Not in a per mile or per rider comparison
by ShillelaghHugger (2022-05-25 15:06:16)

In reply to: Proportional to what is spent on roads  posted by xndx


Light rail costs like $120-200m per mile. Freeways are well south of that.

And certainly not in a per person moved comparison. You really don't want to see that math.


I'd love to see that comparison.
by squid  (2022-05-25 17:44:36)     cannot delete  |  Edit  |  Return to Board  |  Ignore Poster   |   Highlight Poster  |   Reply to Post

Particularly if it takes into account full gamut of costs, such as:
highways - repaving, cost of cars, gas, parking lots(!), etc
mass transit - operating costs, pensions, loss time due to longer trip times typically, offset by benefits of denser development


Yep
by xndx  (2022-05-25 19:58:10)     cannot delete  |  Edit  |  Return to Board  |  Ignore Poster   |   Highlight Poster  |   Reply to Post

And the “per person moved” metric is inherently biased against public transit. People do not take it because it often sucks. Guess why?
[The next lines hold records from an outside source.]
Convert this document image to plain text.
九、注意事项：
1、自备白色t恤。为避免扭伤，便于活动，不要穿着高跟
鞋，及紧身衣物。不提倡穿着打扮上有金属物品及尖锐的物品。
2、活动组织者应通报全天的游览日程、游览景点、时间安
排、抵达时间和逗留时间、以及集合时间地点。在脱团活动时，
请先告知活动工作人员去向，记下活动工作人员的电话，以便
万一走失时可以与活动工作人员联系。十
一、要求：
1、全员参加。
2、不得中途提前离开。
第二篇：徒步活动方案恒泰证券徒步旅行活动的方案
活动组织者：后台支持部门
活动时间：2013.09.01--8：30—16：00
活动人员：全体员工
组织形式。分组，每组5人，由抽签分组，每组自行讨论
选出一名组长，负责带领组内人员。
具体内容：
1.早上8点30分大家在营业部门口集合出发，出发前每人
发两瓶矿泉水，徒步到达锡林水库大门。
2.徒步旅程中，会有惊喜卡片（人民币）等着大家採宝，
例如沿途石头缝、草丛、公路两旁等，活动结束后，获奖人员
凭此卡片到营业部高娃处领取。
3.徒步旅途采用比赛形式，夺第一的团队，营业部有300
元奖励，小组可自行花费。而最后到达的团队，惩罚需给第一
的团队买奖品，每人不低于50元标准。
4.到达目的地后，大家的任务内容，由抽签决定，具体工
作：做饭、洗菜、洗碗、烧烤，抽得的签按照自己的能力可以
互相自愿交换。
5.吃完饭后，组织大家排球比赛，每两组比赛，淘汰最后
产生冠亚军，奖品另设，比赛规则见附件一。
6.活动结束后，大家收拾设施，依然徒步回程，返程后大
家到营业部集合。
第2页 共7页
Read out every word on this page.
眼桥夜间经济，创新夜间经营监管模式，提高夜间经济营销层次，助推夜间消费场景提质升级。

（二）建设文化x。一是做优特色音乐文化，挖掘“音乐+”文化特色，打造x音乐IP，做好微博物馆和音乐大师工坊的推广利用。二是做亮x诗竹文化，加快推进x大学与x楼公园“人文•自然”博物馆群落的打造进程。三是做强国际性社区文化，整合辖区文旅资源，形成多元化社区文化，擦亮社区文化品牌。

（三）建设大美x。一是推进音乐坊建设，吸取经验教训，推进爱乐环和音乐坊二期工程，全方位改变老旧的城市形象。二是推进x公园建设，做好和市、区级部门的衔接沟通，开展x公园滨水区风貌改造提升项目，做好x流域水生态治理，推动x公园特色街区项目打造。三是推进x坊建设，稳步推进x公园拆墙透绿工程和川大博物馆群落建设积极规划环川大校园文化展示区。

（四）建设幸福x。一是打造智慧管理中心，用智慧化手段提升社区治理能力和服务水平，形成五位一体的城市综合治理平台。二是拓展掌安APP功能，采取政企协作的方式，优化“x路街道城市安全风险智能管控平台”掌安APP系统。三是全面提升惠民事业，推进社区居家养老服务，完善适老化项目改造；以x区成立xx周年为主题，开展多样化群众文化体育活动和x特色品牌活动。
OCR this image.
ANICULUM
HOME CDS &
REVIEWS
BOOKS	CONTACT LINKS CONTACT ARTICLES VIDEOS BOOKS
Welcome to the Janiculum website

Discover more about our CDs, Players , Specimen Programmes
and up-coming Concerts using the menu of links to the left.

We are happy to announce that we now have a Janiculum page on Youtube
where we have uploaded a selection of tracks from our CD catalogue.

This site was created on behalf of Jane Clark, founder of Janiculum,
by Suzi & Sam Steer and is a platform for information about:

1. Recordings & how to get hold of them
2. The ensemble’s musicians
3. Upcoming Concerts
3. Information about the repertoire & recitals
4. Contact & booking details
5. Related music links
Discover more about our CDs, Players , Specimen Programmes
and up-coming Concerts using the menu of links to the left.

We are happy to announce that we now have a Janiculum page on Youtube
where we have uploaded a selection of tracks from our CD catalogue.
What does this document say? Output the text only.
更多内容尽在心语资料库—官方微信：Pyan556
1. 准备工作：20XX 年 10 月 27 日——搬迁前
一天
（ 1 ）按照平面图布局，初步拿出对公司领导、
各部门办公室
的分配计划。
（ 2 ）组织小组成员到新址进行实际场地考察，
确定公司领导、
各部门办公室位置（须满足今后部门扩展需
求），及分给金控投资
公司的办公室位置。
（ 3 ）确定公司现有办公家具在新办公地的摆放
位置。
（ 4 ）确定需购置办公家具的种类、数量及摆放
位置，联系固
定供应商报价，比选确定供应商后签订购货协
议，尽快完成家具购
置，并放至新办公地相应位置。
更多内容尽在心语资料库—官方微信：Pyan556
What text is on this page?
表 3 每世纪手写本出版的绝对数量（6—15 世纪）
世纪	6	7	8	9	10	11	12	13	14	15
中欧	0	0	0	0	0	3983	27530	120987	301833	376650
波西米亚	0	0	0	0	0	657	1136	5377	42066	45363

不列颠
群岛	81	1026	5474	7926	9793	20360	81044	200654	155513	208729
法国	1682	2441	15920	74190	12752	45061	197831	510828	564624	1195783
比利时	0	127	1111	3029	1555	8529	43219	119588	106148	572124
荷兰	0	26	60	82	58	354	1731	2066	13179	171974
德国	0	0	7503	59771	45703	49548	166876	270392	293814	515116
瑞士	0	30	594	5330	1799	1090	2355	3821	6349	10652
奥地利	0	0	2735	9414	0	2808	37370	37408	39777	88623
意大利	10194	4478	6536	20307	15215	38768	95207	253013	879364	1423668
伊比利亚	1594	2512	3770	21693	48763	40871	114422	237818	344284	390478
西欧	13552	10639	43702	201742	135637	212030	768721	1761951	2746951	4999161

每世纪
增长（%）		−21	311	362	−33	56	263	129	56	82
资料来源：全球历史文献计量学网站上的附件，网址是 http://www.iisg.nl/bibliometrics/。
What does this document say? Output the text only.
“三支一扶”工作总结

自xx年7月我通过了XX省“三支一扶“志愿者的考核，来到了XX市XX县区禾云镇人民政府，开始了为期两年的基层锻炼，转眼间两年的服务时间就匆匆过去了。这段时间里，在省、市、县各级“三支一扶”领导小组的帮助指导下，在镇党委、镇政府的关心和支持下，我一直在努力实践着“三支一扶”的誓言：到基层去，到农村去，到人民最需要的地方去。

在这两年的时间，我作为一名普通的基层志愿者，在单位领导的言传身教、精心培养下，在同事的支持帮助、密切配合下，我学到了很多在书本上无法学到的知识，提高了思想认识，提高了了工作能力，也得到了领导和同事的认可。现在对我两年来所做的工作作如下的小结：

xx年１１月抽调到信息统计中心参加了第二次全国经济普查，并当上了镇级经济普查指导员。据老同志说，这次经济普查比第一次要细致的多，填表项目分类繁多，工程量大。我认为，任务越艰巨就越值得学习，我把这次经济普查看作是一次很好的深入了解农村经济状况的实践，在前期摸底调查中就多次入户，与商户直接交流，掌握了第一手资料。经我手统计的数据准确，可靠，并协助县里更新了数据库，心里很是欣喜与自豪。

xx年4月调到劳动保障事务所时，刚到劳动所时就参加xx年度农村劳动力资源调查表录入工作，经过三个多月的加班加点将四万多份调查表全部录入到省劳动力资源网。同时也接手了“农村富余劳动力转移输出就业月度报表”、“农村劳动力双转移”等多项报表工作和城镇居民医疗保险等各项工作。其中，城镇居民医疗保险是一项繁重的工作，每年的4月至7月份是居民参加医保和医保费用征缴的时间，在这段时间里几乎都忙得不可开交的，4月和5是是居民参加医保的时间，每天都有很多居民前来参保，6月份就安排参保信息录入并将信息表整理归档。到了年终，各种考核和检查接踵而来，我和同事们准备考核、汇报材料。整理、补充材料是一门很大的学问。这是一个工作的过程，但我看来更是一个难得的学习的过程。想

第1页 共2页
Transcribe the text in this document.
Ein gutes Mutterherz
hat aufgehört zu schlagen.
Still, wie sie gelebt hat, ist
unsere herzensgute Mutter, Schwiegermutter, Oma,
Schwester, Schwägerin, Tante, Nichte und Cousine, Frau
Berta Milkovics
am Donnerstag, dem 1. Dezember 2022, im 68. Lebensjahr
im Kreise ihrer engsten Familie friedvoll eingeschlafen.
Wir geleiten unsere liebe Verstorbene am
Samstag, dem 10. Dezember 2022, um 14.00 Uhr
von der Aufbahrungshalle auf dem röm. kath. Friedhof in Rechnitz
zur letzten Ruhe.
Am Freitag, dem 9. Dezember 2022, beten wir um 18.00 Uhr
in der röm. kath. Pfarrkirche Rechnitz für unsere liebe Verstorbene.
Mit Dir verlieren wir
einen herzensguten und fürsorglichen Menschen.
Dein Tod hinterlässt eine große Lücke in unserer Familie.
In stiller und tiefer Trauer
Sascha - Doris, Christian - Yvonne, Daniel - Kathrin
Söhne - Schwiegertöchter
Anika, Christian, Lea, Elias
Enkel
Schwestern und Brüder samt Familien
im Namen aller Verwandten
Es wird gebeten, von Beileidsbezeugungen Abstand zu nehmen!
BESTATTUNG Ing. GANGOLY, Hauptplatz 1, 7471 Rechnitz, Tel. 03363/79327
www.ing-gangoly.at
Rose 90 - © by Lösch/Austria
It is an interesting chicken or the egg problem.
by HScorpio  (2022-05-25 22:36:59)     cannot delete  |  Edit  |  Return to Board  |  Ignore Poster   |   Highlight Poster  |   Reply to Post

Here in Chicago, they are really pushing Transit Oriented Development as they expand the city’s rapid transit lines and bus routes. Developments tend to cluster around transit stops. Without a stop, it’s hard to attract people and businesses to certain areas of the city. At the same time, it’s hard to convince the city to put stops in areas with little to do. They are trying to address this with the new Red Line Extension and bus projects by soliciting proposals from developers for areas around announced transit stops.

Ridership and funding faces a similar problem. Budget dollars from the state and city are often allocated to agencies based on their ridership. It’s generally slow and not well maintained, so people don’t ride it…so that agency gets less funding…etc.